Il clima non è dei migliori e nessuno sembra disposto a fare un passo indietro. La confusione rischia di accendere gli animi più dirompenti, alimenta l’antipolitica, crea disorientamento e preoccupa perché allontana la capacità di lavoro dell’esecutivo e non pone soluzione alla crisi della politica, richiamata da D’Alema appena qualche mese fa, anzi l‘aggrava.
Se si va diffondendo la sensazione d’aver vissuto un anno particolare che a memoria d’uomo non si ricorda, è anche vero che si stenta a ricordare un disfacimento così pesante della stima dei cittadini verso la nostra classe dirigente. C’è la sensazione che la vecchia politica s’aggrappi alle maniglie dell’omertà, come gli anziani ai maniglioni nella vasca da bagno per non scivolare.
E’ in questo clima che le persone responsabili, consapevoli d’essere motivo di scontro e d’aver fallito nell’impresa di costruire un cartello elettorale contro una persona, ma senza una vera e credibile proposta politica, avrebbero tutto da guadagnare prendendo atto d’aver sbagliato e lasciando le redini di un Governo ormai in balia delle beghe personali tra ministri. L’Italia democratica, i cittadini con le loro idee anche differenti, il buonsenso vorrebbero che si passasse la mano.
Le stagioni della politica sono come quelle meteorologiche: a volte sono anomale.
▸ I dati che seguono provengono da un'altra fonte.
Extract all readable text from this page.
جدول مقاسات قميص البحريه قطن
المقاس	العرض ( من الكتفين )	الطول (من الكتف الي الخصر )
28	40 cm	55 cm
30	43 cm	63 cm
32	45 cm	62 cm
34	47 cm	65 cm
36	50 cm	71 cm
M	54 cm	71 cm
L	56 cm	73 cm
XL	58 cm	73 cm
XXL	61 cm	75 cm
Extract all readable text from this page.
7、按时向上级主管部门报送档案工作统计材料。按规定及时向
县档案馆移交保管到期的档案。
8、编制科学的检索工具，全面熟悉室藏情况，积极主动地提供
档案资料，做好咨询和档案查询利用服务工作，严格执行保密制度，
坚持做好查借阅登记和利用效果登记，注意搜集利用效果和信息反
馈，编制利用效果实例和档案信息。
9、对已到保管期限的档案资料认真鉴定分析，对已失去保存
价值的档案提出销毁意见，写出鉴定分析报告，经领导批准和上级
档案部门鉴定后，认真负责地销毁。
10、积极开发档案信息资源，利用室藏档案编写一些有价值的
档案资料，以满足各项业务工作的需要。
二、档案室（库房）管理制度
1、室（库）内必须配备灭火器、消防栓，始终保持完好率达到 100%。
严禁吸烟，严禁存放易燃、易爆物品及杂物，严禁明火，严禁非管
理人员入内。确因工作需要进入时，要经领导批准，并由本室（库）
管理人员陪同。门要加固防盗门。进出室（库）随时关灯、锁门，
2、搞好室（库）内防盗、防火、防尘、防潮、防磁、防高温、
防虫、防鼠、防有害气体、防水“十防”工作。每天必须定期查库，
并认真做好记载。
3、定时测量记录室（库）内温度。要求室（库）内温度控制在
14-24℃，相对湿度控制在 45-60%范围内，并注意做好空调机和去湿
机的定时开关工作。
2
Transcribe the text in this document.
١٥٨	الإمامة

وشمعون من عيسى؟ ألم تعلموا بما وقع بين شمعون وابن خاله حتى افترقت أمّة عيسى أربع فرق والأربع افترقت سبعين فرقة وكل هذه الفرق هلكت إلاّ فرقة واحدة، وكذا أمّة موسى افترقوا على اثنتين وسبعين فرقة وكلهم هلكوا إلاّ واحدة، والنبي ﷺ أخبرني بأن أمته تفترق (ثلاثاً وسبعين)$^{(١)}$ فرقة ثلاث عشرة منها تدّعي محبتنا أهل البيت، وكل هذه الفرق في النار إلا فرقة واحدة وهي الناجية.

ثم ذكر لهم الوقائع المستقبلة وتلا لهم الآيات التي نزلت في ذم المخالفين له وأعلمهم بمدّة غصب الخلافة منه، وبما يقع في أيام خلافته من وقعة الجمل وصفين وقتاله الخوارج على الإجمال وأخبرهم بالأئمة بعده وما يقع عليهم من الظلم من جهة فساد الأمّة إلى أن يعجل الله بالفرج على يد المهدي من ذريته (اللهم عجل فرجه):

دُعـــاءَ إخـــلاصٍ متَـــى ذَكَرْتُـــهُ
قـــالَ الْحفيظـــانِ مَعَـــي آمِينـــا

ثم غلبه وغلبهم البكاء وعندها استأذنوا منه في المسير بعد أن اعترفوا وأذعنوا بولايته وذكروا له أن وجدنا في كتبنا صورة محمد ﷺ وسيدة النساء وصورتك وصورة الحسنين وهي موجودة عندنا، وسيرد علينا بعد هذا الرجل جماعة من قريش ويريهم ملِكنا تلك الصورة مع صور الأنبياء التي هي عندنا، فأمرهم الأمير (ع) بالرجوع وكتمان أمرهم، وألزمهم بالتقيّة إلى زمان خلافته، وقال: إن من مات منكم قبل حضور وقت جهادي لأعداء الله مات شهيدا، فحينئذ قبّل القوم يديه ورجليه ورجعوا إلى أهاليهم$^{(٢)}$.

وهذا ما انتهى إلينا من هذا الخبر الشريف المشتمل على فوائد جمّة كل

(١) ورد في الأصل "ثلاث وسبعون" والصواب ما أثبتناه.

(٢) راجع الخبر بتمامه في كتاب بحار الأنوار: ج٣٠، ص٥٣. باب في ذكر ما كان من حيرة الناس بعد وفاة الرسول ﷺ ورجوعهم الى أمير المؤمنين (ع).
Alla fine, però, la natura, che è “la ragione” della metafisica, prevale: all’estate segue l’autunno e poi l’inverno per arrivare alla primavera ed al ripristino della buona stagione.
Presidente Prodi, ci consenta un appello con toni pacati. Iniziano i primi freddi, è arrivato l’autunno, ed è arrivato anche il suo, l’Italia le chiede di mettersi da parte: ora c’è anche Veltroni, il nuovo. Lasci a quest’ultimo, se capace, il compito di affrontare l’inverno e ricondurre la politica al tepore della primavera. Lo lasci provare! Per farlo, però, coerentemente e senza condizionamenti, c’è bisogno che lei si metta da parte: l’Italia ha anche bisogno di una sinistra che sia presentabile!